The University of Toledo’s Board of Trustees recently heard a proposal to convert Rocket Hall into a new alumni center.
The UT Foundation hopes to use the land to create a newer and better location where the university’s constituents will be able to gather, according to Matthew Schroeder, the vice president of real estate and business development at the UT Foundation.
Regarding the plans for the new alumni center, Schroeder said the goal is to create “truly a special place for our alumni to engage with their alma mater,” and an alumni center “really fosters the ongoing growth of what I’ll describe as our constituent base.”
Jason Toth, associate vice president of facilities and construction, said the plan is still in its conceptual phase, and there is not a clear plan yet on what will happen with the various services currently housed in Rocket Hall.
“The parcel of land on which Rocket Hall sits is an attractive site for an alumni center given several factors,” Toth said.
These factors included close proximity to retail development at Gateway, the possible future growth in phase two of Gateway along Dorr Street, and the strong possibility of the new interchange off I-475 at Dorr Street.
Schroeder said the university has roughly 140,000 alumni and about 100,000 donors the center would be home to, and about 48 percent of them are in the northeast Ohio or southwest Michigan area.
“We’re on the precipice of seeing a rebirth in fundraising, and fundraising cultivation,” Schroeder said, “and a critical component of that is the facilities that help to facilitate that overall cultivation.”
The proposal received a mixed response from groups located within Rocket Hall, specifically in regards to relocation of certain services housed there.
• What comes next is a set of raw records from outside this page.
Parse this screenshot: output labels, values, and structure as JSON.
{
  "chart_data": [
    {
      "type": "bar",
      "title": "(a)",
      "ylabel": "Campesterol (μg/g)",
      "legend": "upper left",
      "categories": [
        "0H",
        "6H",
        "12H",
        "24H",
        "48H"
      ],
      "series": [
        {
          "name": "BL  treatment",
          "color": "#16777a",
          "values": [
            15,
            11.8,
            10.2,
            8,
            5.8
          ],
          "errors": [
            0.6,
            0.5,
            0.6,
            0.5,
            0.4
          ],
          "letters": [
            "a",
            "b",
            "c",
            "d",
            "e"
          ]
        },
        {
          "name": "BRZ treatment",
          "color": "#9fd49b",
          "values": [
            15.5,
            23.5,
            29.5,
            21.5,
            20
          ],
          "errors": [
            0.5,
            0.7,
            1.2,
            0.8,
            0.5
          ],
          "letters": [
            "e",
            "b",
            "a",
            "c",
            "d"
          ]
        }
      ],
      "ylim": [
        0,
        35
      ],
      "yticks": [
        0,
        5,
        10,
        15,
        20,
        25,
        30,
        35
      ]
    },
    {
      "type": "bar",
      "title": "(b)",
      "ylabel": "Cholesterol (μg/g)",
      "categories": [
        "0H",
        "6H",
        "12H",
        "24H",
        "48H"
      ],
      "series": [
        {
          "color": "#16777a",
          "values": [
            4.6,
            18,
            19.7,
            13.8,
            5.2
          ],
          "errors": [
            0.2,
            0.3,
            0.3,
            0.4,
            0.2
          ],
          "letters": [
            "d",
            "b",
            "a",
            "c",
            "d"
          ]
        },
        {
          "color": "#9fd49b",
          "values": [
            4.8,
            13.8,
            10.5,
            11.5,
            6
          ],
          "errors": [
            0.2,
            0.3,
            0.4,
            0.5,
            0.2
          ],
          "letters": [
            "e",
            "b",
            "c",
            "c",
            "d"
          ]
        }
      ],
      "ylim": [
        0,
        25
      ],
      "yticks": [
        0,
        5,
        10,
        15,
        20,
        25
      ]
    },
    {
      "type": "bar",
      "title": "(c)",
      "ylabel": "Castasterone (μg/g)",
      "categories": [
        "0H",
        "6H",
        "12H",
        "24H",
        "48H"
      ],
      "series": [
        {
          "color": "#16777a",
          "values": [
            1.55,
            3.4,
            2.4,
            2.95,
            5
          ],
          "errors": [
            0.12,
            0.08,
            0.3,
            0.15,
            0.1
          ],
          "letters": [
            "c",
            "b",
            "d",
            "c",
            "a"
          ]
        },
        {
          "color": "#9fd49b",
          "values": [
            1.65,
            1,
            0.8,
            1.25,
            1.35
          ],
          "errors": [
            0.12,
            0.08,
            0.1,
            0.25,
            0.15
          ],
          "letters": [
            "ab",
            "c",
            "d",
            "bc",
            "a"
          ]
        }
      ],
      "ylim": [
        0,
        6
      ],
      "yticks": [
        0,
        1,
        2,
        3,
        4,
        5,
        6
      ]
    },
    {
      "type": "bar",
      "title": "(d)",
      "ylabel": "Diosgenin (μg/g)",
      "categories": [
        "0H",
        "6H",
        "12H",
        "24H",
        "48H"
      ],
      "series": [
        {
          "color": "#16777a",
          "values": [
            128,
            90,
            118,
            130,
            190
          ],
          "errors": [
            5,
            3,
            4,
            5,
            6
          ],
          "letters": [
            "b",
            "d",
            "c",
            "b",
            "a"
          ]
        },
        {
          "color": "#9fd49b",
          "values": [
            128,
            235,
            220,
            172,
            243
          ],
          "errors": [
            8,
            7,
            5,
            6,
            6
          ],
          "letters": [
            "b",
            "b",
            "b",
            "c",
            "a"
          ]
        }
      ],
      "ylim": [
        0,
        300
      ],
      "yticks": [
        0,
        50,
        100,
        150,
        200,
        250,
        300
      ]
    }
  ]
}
“There’s definitely some issues that you’re going to encounter and the biggest one is the cost of moving our media would be huge,” said Jackie Layng, a professor of communications whose office is located in Rocket Hall. “I can’t see that being in the university’s best interest of cost efficiency.”
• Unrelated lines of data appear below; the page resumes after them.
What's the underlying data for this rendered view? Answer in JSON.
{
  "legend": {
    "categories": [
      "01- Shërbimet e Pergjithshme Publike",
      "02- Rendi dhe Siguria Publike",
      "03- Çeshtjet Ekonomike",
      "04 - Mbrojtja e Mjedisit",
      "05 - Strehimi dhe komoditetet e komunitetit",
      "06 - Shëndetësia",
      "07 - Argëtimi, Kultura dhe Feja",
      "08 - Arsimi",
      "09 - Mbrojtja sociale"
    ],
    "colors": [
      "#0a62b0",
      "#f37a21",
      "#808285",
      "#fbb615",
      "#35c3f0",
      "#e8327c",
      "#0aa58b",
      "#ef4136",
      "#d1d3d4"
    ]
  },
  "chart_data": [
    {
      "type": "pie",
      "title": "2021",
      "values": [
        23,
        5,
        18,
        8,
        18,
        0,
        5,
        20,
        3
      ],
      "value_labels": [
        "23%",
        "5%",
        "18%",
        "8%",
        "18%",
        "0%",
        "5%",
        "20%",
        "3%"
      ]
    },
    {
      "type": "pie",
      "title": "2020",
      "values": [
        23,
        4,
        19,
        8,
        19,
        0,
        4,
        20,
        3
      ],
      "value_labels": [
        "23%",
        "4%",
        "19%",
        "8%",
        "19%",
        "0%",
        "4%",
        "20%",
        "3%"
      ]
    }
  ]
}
Layng said that unless the university can create a building specified for the communications department, it would not make sense to move the department from their current location in Rocket Hall.
“If we’re going to move, you’ve got to move us to a place that makes functional sense for us, for the students to do what they need to do in their field,” Layng said. “So I don’t think it is necessarily a bad idea. It’s just in early stages.”
Not all services in Rocket Hall are concerned about the move, however. Will Pecsok, associate director of the Counseling Center, said he finds no issue with the new proposal.
“I’m assuming we would have enough advanced notice that we could inform students. We’ve moved a few times before,” said Pecsok. “I’m sure we’ll be able to handle it in the future.”
Pecsok said the counseling center could even benefit from relocation considering that they are currently cramped in the office they hold in Rocket Hall.
Schroeder said the proposal has not been finalized yet, and will be taken back to the board for approval in the upcoming months.